Keywords: Physics-informed Graph Neural Networks; CFD; mesh; rewiring; unsteady flow
Abstract: To overcome computation burden of traditional computational fluid dynamics (CFD) simulations, researchers have explored different architectures to develop physics-informed simulation methods. Among them, graph neural networks (GNN) are most suitable for adopting CFD meshes, which are extensively used in engineering and industrial applications. However, classical GNNs propagate information among neighbour nodes, which highly restrict information exchange within the network. To address this issue, graph rewiring methods have been developed for generic graph problems, but not particular for fluid simulation. PIORF, introducing edges connecting distant nodes, is the first graph rewiring method to do so, and previous experiments have demonstrated its effectiveness against state-of-the-art generic rewiring methods. Nevertheless, in this work, we found that simply connecting all 2-hop nodes can provide competitive performance with PIORF. This result raises three questions: 1) Is physics-informed rewiring really useful for improving flow predictions? 2) Should we consider just local connection, instead of connecting distant nodes? 3) Do we need to change the connections based on input flow for rollout simulations?

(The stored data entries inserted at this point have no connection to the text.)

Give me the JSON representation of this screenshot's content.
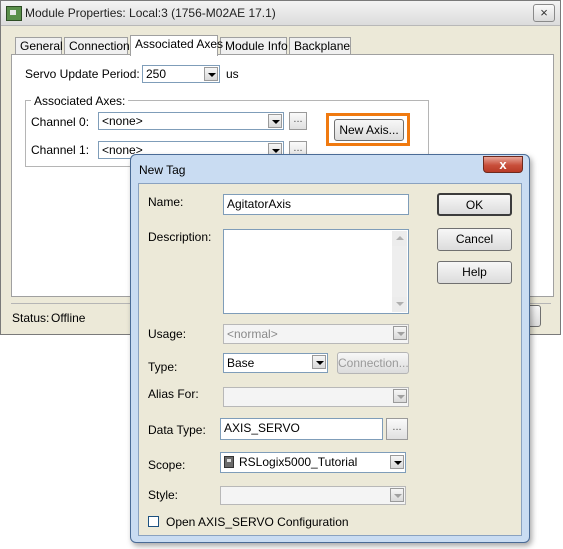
{
  "module_properties": {
    "title": "Module Properties: Local:3 (1756-M02AE 17.1)",
    "close_glyph": "×",
    "tabs": [
      "General",
      "Connection",
      "Associated Axes",
      "Module Info",
      "Backplane"
    ],
    "active_tab": "Associated Axes",
    "servo_update_label": "Servo Update Period:",
    "servo_update_value": "250",
    "servo_update_unit": "us",
    "associated_axes_group": "Associated Axes:",
    "channel0_label": "Channel 0:",
    "channel0_value": "<none>",
    "channel1_label": "Channel 1:",
    "channel1_value": "<none>",
    "ellipsis": "...",
    "new_axis_button": "New Axis...",
    "status_label": "Status:",
    "status_value": "Offline",
    "highlight_color": "#f07a10"
  },
  "new_tag": {
    "title": "New Tag",
    "close_glyph": "x",
    "name_label": "Name:",
    "name_value": "AgitatorAxis",
    "description_label": "Description:",
    "description_value": "",
    "usage_label": "Usage:",
    "usage_value": "<normal>",
    "type_label": "Type:",
    "type_value": "Base",
    "connection_button": "Connection...",
    "alias_label": "Alias For:",
    "alias_value": "",
    "data_type_label": "Data Type:",
    "data_type_value": "AXIS_SERVO",
    "ellipsis": "...",
    "scope_label": "Scope:",
    "scope_value": "RSLogix5000_Tutorial",
    "scope_icon": "project-icon",
    "style_label": "Style:",
    "style_value": "",
    "open_config_label": "Open AXIS_SERVO Configuration",
    "open_config_checked": false,
    "ok_button": "OK",
    "cancel_button": "Cancel",
    "help_button": "Help"
  }
}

By thoroughly adopting physical fluid principles, we propose a simple yet very efficient method, Flow Alignment Rewiring (FLARE) technique, which connects 2-hop nodes only when the node direction aligns with input flow direction. Hence, FLARE is a physics-informed local rewiring method, different from PIORF and well-aligned with fluid physics. Extensive numerical experiments on flows over a cylinder and single and tandem airfoil under different flow conditions and deep network architectures demonstrate that FLARE outperforms PIORF and various 2-hop rewiring approaches by a significant margin.
Primary Area: applications to physical sciences (physics, chemistry, biology, etc.)